Nvidia dropped 3.73% to $200.42 on Wednesday, leading another slide in artificial intelligence stocks. The move did not follow any poor Nvidia earnings report. Instead, investors pulled back from paying high prices for AI growth as chip stocks weakened, inflation fears took hold, and geopolitical risks came back into play.
Philadelphia Semiconductor Index fell 3.6%, Reuters reported, with Nvidia and Broadcom leading S&P 500 losses. The S&P 500 tech sector closed 11% off its June 2 record, pushing past the 10% correction line. That’s key for Nvidia, now a major index weight and a bellwether for AI demand.
Stocks sank, with the Dow off 953.33 points, the S&P 500 down 1.62%, and the Nasdaq losing 1.98%. The drop came as investors looked at a 4.2% jump in May consumer prices and priced in at least one Fed rate hike this year. Higher rates can hit long-duration growth stocks since future profits get discounted harder.
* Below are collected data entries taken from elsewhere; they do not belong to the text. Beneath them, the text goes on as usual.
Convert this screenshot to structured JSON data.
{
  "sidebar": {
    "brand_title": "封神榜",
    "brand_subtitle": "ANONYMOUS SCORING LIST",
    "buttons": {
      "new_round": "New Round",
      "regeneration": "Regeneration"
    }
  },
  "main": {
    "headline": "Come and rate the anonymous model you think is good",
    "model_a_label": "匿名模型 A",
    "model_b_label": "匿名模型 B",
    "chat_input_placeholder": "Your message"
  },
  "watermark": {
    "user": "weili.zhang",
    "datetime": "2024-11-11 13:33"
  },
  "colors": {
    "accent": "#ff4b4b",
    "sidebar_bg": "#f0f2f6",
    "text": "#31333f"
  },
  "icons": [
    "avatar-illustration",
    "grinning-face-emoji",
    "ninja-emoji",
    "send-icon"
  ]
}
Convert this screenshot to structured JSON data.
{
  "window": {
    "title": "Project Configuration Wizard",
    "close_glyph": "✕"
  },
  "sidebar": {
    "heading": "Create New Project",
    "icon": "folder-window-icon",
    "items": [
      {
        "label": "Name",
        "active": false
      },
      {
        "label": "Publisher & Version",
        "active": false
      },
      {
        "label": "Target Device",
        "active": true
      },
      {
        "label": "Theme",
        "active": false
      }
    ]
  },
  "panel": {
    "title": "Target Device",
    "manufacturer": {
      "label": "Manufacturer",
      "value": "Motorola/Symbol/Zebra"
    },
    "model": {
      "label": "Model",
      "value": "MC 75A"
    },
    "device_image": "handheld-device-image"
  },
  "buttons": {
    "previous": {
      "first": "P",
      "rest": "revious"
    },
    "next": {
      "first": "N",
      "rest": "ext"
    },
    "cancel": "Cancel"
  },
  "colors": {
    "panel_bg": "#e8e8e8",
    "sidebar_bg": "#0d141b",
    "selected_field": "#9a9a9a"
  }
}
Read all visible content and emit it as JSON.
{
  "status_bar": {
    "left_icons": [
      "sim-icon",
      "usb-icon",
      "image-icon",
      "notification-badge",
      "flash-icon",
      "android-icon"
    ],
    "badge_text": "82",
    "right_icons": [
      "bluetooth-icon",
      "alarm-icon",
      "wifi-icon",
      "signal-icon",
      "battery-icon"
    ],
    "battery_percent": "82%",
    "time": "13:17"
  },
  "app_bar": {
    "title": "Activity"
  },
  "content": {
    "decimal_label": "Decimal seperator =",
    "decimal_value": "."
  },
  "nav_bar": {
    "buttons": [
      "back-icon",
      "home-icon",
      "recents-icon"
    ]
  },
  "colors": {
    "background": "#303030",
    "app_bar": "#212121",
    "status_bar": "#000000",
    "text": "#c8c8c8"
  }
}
Nvidia’s slide hit the S&P 500 hard. The Associated Press called Nvidia, almost $4.9 trillion in market cap, the biggest weight on the index after dropping 3.7%. Broadcom fell 5.1%, landing as the next largest drag.
Nvidia is still posting huge company numbers. In May, it reported fiscal first-quarter revenue of $81.6 billion, up 85% over last year. Data Center revenue was $75.2 billion, a 92% jump. CEO Jensen Huang said, “The buildout of AI factories — the largest infrastructure expansion in human history — is accelerating at extraordinary speed.” Nvidia calls an AI factory a data center designed to train or run artificial-intelligence models at industrial scale. NVIDIA Investor Relations
Wednesday’s slide is about what’s expected, not just results. Nvidia is looking for fiscal Q2 revenue of $91 billion, give or take 2%, and says that forecast doesn’t factor in any Data Center compute money from China. Compute refers to the AI training and inference systems.
Nvidia’s latest reporting split has investors focused on where growth is coming from. The company is breaking out Data Center into “Hyperscale,” for the biggest cloud and internet names, and “ACIE,” which lumps together AI clouds, industrial, enterprise, and sovereign buyers. For the first quarter, Hyperscale revenue landed at $37.9 billion. ACIE pulled in $37.4 billion. Nvidia wants to show AI demand isn’t just about U.S. cloud titans. Q4 Capital
China is still weighing on results. Nvidia’s latest quarterly filing showed it shipped no Data Center Hopper products to China, after reporting $4.6 billion from those shipments last year. Nvidia also reported $4.55 billion in revenue from customers based in China, including Hong Kong, which fell from $9.66 billion a year ago.
Nvidia’s risk is clear: Shares could drop even if sales break records, as long as AI spending cools off, export rules get tighter, or customers can’t secure enough capital, energy or data-center space. The company said sales are heavily tied to a few buyers; three direct customers made up 21%, 17% and 16% of first-quarter revenue.
Nvidia is boosting capital returns but that only goes so far if the stock rerates. The company bought back 108 million shares for $20.2 billion in Q1, signed off on another $80 billion for buybacks, and lifted its quarterly dividend to $0.25 per share. That dividend’s payable June 26 to shareholders of record on June 4.
Investors now have to decide if Wednesday’s drop means a shakeout in the crowded AI trade or signals something bigger. Nvidia’s got a $91 billion second-quarter target—now it’s the bar. The company left out China Data Center compute revenue from that forecast, so if U.S. cloud, enterprise, or sovereign AI demand weakens, there’s not much cushion.